His eyes were half-lidded, lashes still damp, cheeks flushed. He looked wrung out and small and unbearably human.
“You did well,” she said.
“I whined,” he said. “I begged. I cried on you.”
“Yes,” she agreed.
He squinted up at her.
“You’re supposed to argue,” he said.
“You asked me not to lie,” she said. Then, after a pause, “You also laughed. You answered my trivia. You did not try to climb anything dangerous. You did not run away. That is ‘well’.”
His mouth twitched.
“Okay,” he whispered. “If you say so.”
“I do,” she said.
He went quiet, eyes closing fully.
“Frieren,” he murmured.
“Yes,” she said.
“When I’m… normal again,” he said, each word slower, “I’m going to pretend I didn’t say anything dramatic. You don’t have to play along. But I’m warning you in advance.”
“I will remember,” she said.
“I know,” he sighed. “It’s terrifying.”
He nestled his head against her shoulder in a way that said his body had accepted this arrangement as non-negotiable.
She let him.
Dawn was a long way off.
The fire was nearly dead.
Eisen snored once, very quietly.
Heiter muttered something about “no more bell towers,” then quieted again.
Himmel slept, finally.

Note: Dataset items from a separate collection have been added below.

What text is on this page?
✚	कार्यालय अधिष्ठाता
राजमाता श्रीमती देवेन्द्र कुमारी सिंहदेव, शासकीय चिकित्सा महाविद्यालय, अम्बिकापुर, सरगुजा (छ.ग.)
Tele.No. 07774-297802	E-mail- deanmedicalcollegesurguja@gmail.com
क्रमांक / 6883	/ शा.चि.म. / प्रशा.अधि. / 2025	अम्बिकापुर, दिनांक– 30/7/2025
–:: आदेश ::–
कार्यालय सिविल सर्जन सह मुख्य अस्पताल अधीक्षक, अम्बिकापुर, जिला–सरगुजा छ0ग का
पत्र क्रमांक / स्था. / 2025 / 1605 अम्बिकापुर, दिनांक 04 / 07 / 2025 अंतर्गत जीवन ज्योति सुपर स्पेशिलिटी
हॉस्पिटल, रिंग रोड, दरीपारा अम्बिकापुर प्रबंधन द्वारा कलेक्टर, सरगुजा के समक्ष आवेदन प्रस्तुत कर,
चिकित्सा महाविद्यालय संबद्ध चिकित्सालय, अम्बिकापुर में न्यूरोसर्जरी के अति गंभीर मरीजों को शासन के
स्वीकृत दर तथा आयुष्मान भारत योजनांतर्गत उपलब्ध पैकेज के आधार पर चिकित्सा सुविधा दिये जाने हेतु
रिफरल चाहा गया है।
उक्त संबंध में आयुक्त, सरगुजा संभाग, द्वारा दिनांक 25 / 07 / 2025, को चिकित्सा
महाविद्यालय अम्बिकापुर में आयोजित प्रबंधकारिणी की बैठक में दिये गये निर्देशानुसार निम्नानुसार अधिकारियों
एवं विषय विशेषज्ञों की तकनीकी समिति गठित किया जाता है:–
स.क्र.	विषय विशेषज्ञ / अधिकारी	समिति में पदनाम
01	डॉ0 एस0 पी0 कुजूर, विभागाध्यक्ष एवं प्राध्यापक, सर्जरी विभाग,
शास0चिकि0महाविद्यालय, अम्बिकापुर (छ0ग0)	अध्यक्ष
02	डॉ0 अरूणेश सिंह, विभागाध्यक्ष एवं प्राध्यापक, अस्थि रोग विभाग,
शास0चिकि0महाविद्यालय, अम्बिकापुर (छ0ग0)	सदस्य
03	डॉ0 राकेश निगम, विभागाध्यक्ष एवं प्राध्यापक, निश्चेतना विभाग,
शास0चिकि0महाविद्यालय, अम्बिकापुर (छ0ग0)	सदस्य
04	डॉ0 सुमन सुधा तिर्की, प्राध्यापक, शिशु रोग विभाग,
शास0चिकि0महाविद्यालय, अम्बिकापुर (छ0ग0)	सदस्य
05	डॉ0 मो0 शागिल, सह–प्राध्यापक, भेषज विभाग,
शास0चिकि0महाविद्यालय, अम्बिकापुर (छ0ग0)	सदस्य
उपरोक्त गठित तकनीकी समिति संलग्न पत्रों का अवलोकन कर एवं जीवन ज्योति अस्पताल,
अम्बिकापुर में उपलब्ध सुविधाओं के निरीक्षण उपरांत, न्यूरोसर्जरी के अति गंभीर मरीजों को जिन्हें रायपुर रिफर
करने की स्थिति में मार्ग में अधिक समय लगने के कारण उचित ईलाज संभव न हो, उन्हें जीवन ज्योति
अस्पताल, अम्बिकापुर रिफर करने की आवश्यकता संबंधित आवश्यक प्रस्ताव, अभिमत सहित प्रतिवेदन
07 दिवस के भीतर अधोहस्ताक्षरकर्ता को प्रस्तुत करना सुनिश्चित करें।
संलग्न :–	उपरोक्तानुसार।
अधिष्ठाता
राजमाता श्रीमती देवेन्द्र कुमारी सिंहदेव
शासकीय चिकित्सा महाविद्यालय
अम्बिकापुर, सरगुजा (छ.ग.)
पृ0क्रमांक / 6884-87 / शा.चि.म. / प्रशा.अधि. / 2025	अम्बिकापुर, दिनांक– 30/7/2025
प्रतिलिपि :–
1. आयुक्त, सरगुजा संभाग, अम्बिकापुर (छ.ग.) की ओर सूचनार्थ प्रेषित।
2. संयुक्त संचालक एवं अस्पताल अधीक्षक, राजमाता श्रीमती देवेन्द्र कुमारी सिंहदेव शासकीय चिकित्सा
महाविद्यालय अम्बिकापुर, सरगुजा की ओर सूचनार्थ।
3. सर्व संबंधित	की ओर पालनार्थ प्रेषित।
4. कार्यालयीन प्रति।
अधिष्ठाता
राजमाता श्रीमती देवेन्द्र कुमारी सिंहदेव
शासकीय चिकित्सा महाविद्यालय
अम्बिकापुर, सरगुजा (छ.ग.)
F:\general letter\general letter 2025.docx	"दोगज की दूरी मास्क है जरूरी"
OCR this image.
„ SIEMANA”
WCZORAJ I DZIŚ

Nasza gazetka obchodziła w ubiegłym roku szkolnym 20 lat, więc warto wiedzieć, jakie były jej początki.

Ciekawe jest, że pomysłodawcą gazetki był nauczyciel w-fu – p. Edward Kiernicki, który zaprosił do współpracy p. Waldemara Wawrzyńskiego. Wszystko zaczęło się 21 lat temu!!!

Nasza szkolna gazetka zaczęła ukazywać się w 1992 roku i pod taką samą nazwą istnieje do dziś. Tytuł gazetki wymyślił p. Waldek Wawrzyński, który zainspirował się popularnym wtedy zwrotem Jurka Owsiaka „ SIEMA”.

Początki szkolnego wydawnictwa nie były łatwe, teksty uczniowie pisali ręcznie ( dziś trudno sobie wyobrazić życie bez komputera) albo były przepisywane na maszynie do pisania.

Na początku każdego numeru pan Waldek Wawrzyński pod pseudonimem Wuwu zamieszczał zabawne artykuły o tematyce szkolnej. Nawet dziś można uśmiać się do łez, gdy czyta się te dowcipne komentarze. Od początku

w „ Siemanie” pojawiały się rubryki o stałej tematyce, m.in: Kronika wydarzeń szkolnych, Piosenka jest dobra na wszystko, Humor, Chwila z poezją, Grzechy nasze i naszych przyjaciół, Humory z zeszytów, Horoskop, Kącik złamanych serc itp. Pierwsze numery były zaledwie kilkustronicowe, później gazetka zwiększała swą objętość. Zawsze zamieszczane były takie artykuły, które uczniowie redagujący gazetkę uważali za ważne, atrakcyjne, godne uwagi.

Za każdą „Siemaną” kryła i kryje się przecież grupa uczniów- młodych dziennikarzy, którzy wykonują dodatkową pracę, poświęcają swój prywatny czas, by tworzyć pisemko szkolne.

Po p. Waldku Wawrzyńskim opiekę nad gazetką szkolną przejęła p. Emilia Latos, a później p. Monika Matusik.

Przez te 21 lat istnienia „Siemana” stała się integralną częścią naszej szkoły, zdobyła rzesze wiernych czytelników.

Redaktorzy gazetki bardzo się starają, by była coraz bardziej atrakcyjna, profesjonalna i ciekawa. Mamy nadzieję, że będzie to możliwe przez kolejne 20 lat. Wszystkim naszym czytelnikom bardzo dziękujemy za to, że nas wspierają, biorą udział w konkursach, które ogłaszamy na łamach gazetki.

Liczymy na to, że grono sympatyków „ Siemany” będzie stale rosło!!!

His scent, while still warm, no longer clawed at the air. His breathing had evened. The trembling had stopped.
Frieren sat with her back against a tree, Himmel curled firmly into her side, her cloak pulled half over him as an extra layer.
Her arm stayed around him.
She could have put him back on his bedroll and moved away.
She didn’t.
“It is his first heat with the group,” she murmured to herself, fingers tracing idle circles on his back. “We should make a tradition.”
His mouth moved in his sleep, as if he wanted to argue with that.
She smiled, just a little.
“Next time,” she said softly, “I will be better at this.”
He made a small, content sound and burrowed closer, like his foolish, instinctive choir was very pleased with that answer.
She stayed until the sky paled and the birds started their annoying morning songs, an elf holding a hero who begged for her and did not, for once, have to beg alone.